Les symptômes dépressifs étaient répandus chez près de 30 % des patients atteints de spondyloarthrite axiale (axSpA) et d’arthrite psoriasique (RPs), selon les résultats d’une étude publiée dans Recherche et thérapie sur l’arthrite.
Les enquêteurs ont évalué la prévalence des symptômes dépressifs chez les patients atteints de SpAx ou de PsA et ont cherché à déterminer les facteurs associés à des symptômes dépressifs modérés ou sévères.
Les données ont été tirées de l’étude de cohorte longitudinale observationnelle Rabbit-SpA, menée par le Centre allemand de recherche sur les rhumatismes. Les patients avec un diagnostic de SpAax ou de RP qui présentaient un score valide de l’indice de bien-être 5 de l’Organisation mondiale de la santé (OMS-5) au départ ont été inclus dans l’analyse.
Les symptômes dépressifs ont été mesurés à l’aide de scores en pourcentage de l’OMS-5 allant de 0 à 100. Les scores ont été séparés en 4 catégories : symptômes dépressifs sévères (scores <13), symptômes dépressifs modérés (scores de 13 à 28), symptômes dépressifs légers (scores de 29). -50), et un bon bien-être sans symptômes dépressifs (scores >50).
Au total, 2 470 patients (1 245 atteints de SpAax et 1 225 atteints de RP) ont été inclus dans l’analyse. Les patients atteints de PsA versus axSpA étaient plus susceptibles d’être des femmes et d’un âge plus avancé. Les valeurs des scores WHO-5 étaient similaires chez les patients atteints de RP et de SpAax, avec 8,2 % et 8,2 % signalant des symptômes dépressifs sévères et 20,9 % et 21,5 % signalant des symptômes dépressifs modérés, respectivement.
Les patients atteints de SpAax et de symptômes dépressifs modérés ou sévères avaient une durée de maladie légèrement plus courte, rapportaient des scores plus élevés pour toutes les mesures de l’activité de la maladie, plus de comorbidités, des niveaux plus élevés de déficience fonctionnelle et rapportaient une fatigue et une douleur plus graves que les patients présentant des symptômes dépressifs légers ou inexistants.
Les patients atteints de RP et de symptômes dépressifs modérés ou sévères étaient plus susceptibles de souffrir d’obésité et de prendre des analgésiques, cet effet étant plus prononcé que dans le groupe axSpA. Par rapport au groupe axSpA, les patients présentant des symptômes dépressifs modérés ou sévères présentaient une durée de maladie plus longue.

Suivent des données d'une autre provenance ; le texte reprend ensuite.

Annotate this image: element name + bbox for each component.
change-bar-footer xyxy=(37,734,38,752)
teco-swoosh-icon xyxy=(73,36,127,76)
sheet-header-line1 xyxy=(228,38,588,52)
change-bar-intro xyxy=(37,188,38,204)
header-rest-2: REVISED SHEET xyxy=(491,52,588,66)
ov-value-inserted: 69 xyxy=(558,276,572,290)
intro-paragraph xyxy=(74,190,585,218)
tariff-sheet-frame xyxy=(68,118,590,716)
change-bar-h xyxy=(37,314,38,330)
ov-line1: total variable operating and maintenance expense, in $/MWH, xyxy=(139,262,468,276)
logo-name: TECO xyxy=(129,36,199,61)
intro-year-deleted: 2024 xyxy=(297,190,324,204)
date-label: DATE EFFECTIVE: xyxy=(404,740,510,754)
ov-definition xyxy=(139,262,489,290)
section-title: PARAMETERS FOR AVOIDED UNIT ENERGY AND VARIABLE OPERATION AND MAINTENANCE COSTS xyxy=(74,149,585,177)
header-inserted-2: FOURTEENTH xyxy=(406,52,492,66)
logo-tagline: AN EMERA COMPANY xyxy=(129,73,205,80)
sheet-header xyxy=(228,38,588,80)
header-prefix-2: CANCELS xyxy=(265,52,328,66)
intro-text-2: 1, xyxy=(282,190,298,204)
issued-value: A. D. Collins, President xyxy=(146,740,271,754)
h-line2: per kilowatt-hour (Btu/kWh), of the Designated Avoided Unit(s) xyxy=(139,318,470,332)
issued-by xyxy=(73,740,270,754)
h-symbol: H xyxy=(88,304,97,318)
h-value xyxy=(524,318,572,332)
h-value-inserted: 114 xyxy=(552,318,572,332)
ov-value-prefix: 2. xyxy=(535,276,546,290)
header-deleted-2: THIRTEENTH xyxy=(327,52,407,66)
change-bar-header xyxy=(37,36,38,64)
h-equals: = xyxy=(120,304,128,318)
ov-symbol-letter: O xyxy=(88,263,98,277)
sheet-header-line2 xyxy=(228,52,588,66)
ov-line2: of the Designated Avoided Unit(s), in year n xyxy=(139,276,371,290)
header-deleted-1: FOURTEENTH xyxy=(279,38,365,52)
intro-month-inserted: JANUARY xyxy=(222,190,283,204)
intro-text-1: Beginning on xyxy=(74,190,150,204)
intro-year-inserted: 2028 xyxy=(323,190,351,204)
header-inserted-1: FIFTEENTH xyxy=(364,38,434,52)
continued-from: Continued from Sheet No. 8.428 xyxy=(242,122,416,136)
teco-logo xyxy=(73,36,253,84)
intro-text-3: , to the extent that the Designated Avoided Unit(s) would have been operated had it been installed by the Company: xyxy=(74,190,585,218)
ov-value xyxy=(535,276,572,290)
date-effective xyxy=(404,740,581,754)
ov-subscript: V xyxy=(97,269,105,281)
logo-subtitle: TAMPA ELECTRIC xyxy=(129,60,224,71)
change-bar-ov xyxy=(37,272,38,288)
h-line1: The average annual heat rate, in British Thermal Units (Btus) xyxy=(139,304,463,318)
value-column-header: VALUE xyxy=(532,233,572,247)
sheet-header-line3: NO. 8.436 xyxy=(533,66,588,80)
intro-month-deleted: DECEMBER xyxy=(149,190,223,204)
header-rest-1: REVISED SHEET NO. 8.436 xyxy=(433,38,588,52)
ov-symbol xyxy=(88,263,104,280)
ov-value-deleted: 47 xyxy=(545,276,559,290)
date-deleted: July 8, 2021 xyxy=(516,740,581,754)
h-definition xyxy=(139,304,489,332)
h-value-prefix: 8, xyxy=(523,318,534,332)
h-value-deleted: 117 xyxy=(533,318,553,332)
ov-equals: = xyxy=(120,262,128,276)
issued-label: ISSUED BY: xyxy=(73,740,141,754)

Semblables au groupe axSpA, les patients atteints de RP et de symptômes dépressifs modérés ou sévères ont signalé une activité de la maladie plus grave, une déficience fonctionnelle accrue et des niveaux de fatigue, de douleur et de troubles du sommeil plus graves que les patients présentant des symptômes dépressifs légers ou inexistants.
Les facteurs associés à la présence de symptômes dépressifs chez les patients atteints de SpAax comprenaient une activité accrue de la maladie (rapport de cotes [OR], 1,27 ; IC à 95 %, 1,04-1,56), une déficience fonctionnelle plus importante (OR, 1,25 ; IC à 95 %, 1,15-1,35) et une fatigue (OR, 1,44 ; IC à 95 %, 1,33-1,56).
De même, les facteurs associés à la présence de symptômes dépressifs chez les patients atteints de RP comprenaient une plus grande déficience fonctionnelle (OR, 1,08 ; IC à 95 %, 1,06-1,12) et une fatigue (OR, 1,56 ; IC à 95 %, 1,44-1,69).
Parmi les patients atteints des deux axSpA et le RP, ceux qui pratiquaient un sport pendant au moins 1 heure/semaine étaient moins susceptibles de présenter des symptômes dépressifs (OR, 0,73 et 0,61, respectivement).
Cette étude était limitée par sa conception transversale et l’utilisation de l’indice WHO-5, qui n’est pas un instrument de diagnostic de la dépression.
« Nous concluons que la santé mentale doit être prise en compte lors de l’évaluation de la situation d’un patient de manière plus holistique. Une approche thérapeutique multidisciplinaire comprenant des interventions psychothérapeutiques peut aider à optimiser la prise en charge de la maladie dans les cas de SpAax et PSA patients », ont déclaré les auteurs de l’étude.